O presidente da Abrava (Associação Brasileira dos Condutores de Veículos Automotores), Wallace Landim, conhecido como Chorão, disse que a categoria já decidiu cruzar os braços caso não haja avanço com o governo. “Estamos só terminando de alinhar com outras entidades e a partir de amanhã já teremos uma data definida”.
Chorão declarou que, sem um acordo, a intenção é realizar uma greve igual ou maior à de 2018. Afirmou que “a dor” de 2026 é a mesma de 8 anos atrás.
O presidente da Abrava disse que a greve envolveria não só caminhoneiros autônomos, mas também os que são contratados por empresas de transporte, além de motoristas de aplicativo.
O preço médio do litro do combustível nos postos em 19 capitais foi de R$ 6,10 na semana de 1º a 7 de março e subiu para R$ 6,58 na semana de 8 a 14 de março. Os dados são da ANP (Agência Nacional do Petróleo, Gás Natural e Biocombustíveis).
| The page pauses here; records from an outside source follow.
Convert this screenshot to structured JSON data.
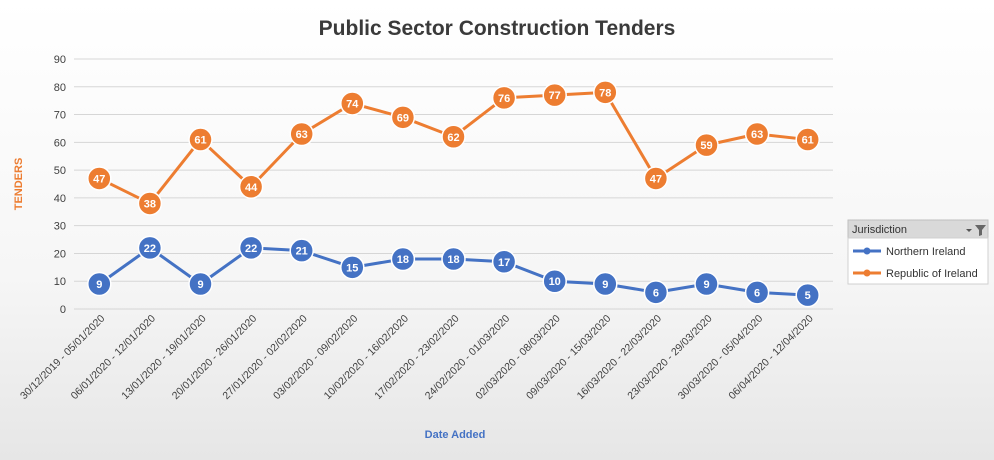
{
  "chart_data": {
    "type": "line",
    "title": "Public Sector Construction Tenders",
    "xlabel": "Date Added",
    "ylabel": "TENDERS",
    "ylim": [
      0,
      90
    ],
    "yticks": [
      0,
      10,
      20,
      30,
      40,
      50,
      60,
      70,
      80,
      90
    ],
    "grid": true,
    "legend_position": "right",
    "legend_title": "Jurisdiction",
    "categories": [
      "30/12/2019 - 05/01/2020",
      "06/01/2020 - 12/01/2020",
      "13/01/2020 - 19/01/2020",
      "20/01/2020 - 26/01/2020",
      "27/01/2020 - 02/02/2020",
      "03/02/2020 - 09/02/2020",
      "10/02/2020 - 16/02/2020",
      "17/02/2020 - 23/02/2020",
      "24/02/2020 - 01/03/2020",
      "02/03/2020 - 08/03/2020",
      "09/03/2020 - 15/03/2020",
      "16/03/2020 - 22/03/2020",
      "23/03/2020 - 29/03/2020",
      "30/03/2020 - 05/04/2020",
      "06/04/2020 - 12/04/2020"
    ],
    "series": [
      {
        "name": "Northern Ireland",
        "color": "#4472C4",
        "values": [
          9,
          22,
          9,
          22,
          21,
          15,
          18,
          18,
          17,
          10,
          9,
          6,
          9,
          6,
          5
        ]
      },
      {
        "name": "Republic of Ireland",
        "color": "#ED7D31",
        "values": [
          47,
          38,
          61,
          44,
          63,
          74,
          69,
          62,
          76,
          77,
          78,
          47,
          59,
          63,
          61
        ]
      }
    ]
  },
  "colors": {
    "axis_title": "#ED7D31",
    "xaxis_title": "#4472C4",
    "legend_header_bg": "#d9d9d9"
  },
  "icons": {
    "legend_filter": "filter-icon"
  }
}
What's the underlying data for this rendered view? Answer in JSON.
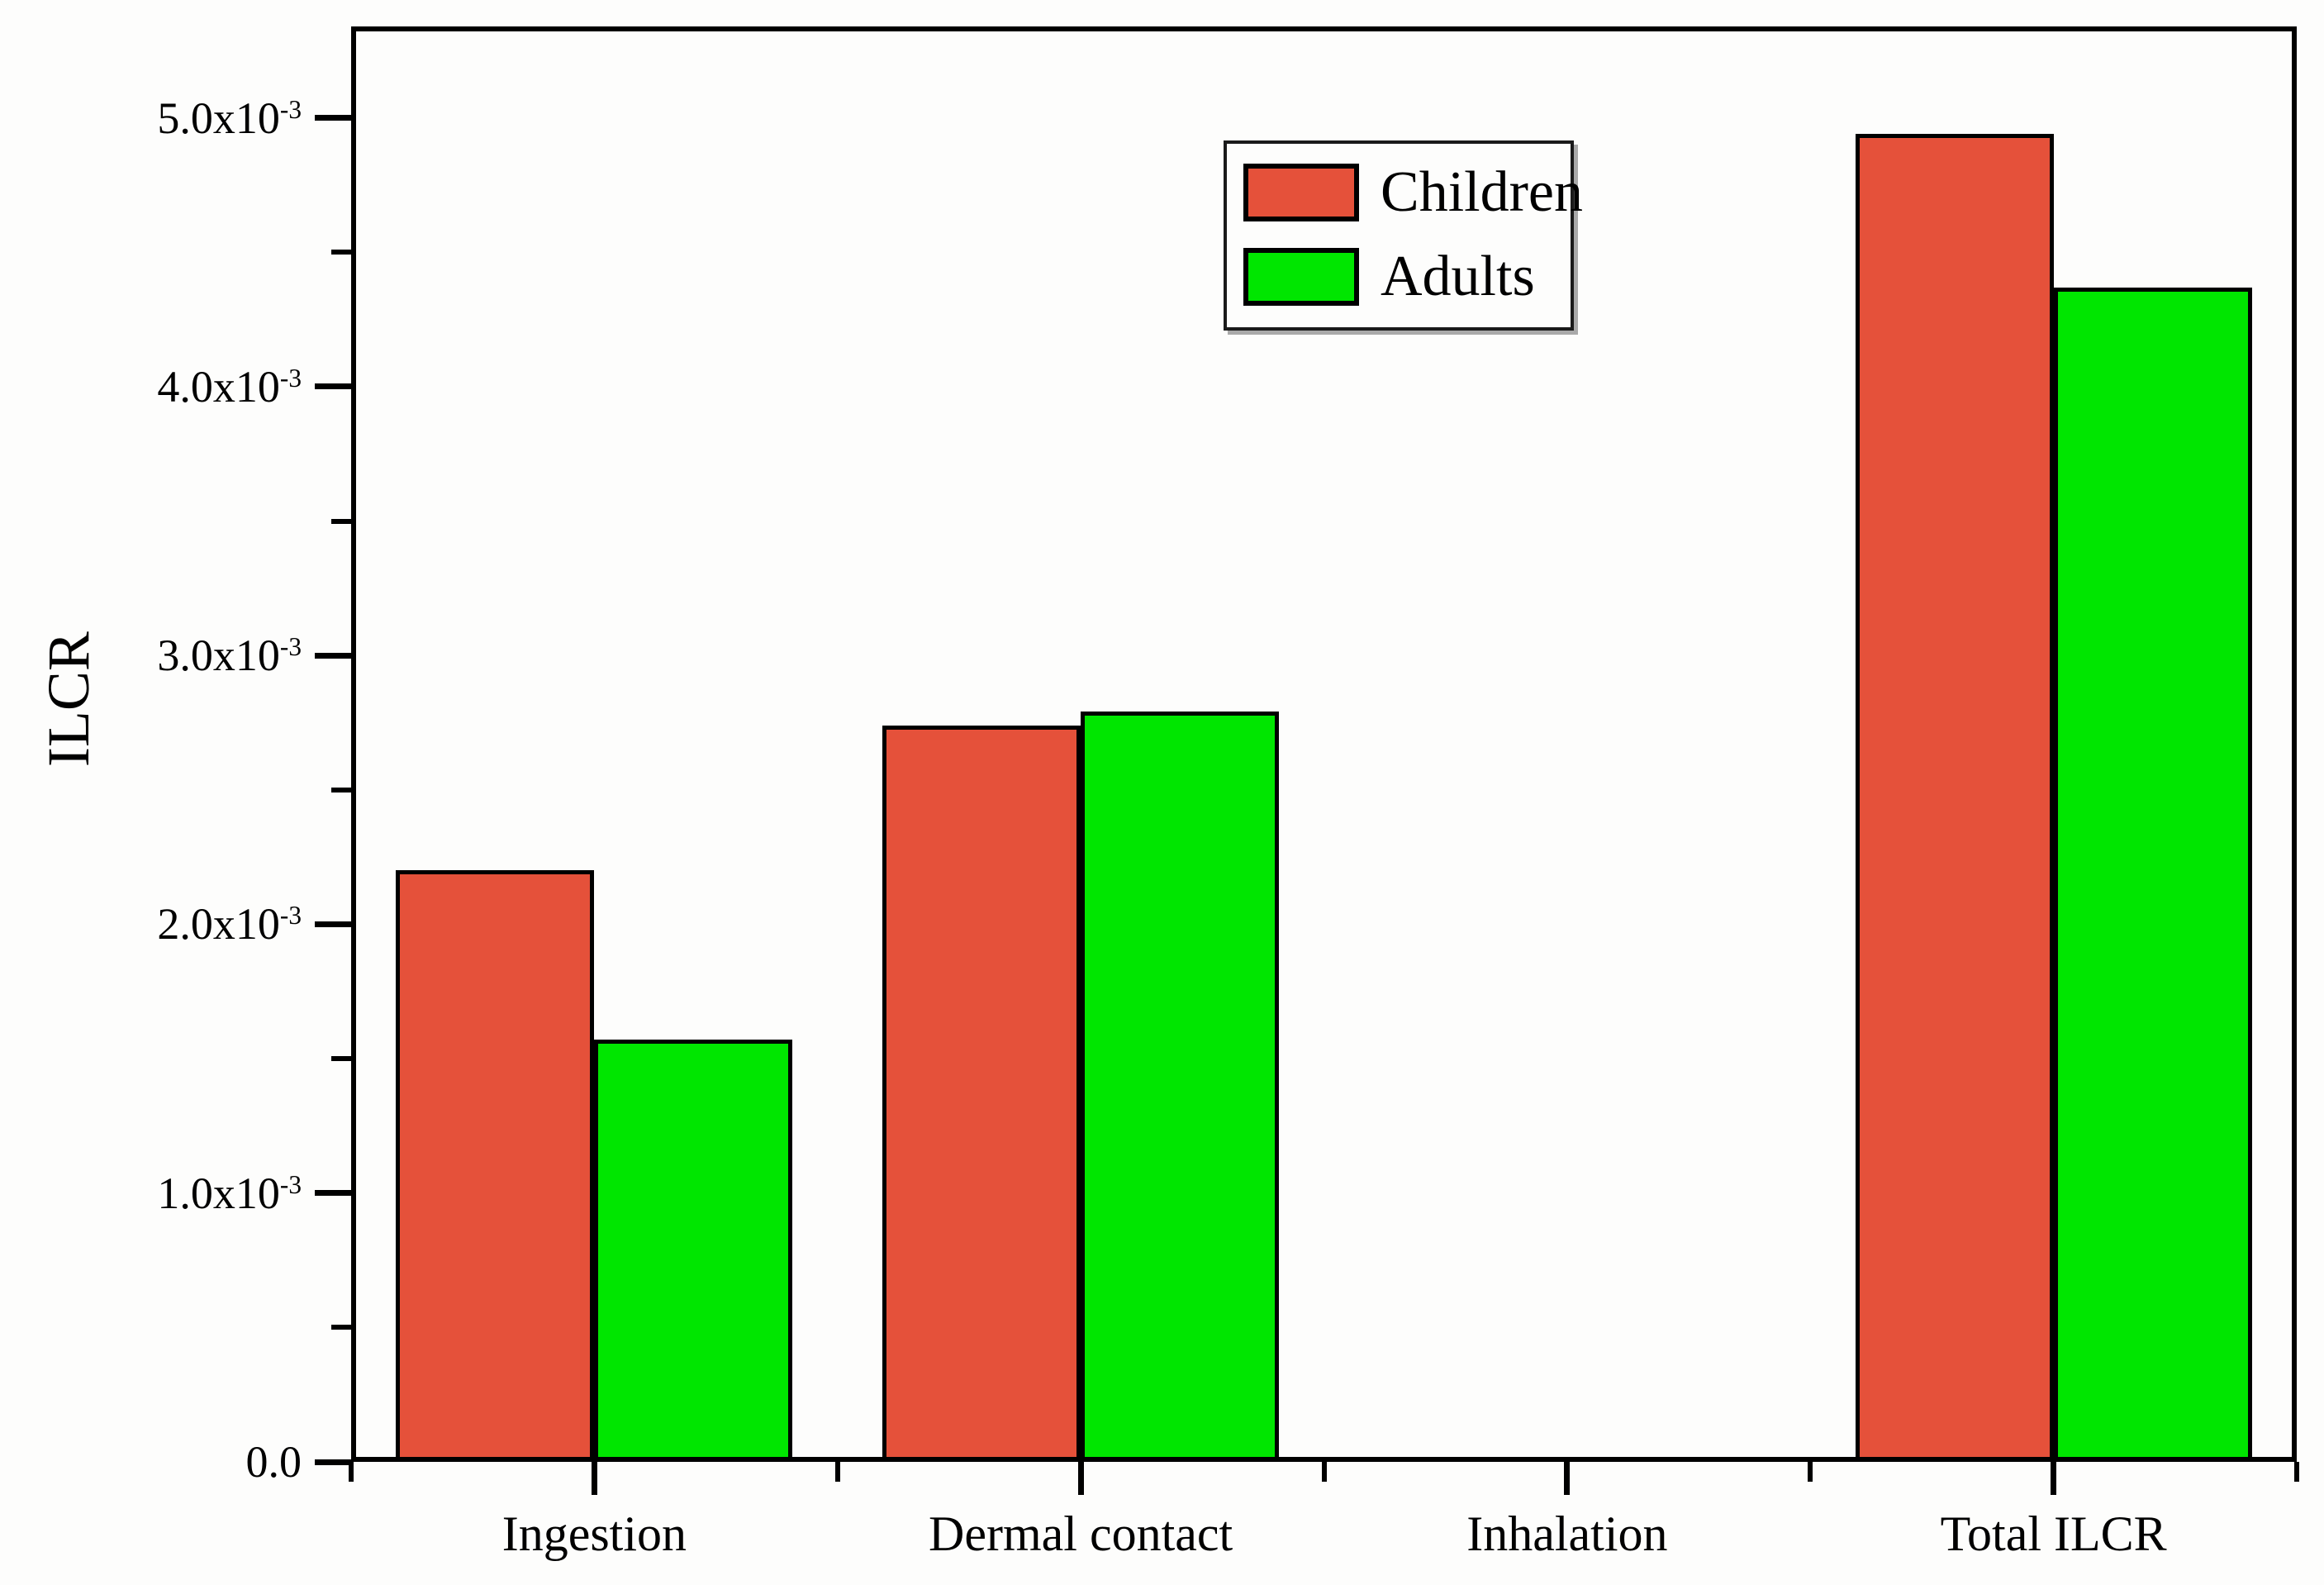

O governo do presidente Luiz Inácio Lula da Silva (PT) baixou em 12 de março duas medidas para reduzir o impacto da alta do petróleo por causa da guerra dos Estados Unidos e de Israel contra o Irã. A Fazenda estima que o impacto será de R$ 30 bilhões até 31 de dezembro de 2026.
Um dia depois de Lula anunciar o pacote, porém, a Petrobras informou que iria aumentar o preço desse combustível em 11,6%. A petroleira estatal anunciou em 13 de março que elevaria em R$ 0,38 o litro do diesel A para as distribuidoras. A medida passou a valer em 14 de março. Com o reajuste, o valor médio do combustível vendido pela estatal passará a R$ 3,65 por litro.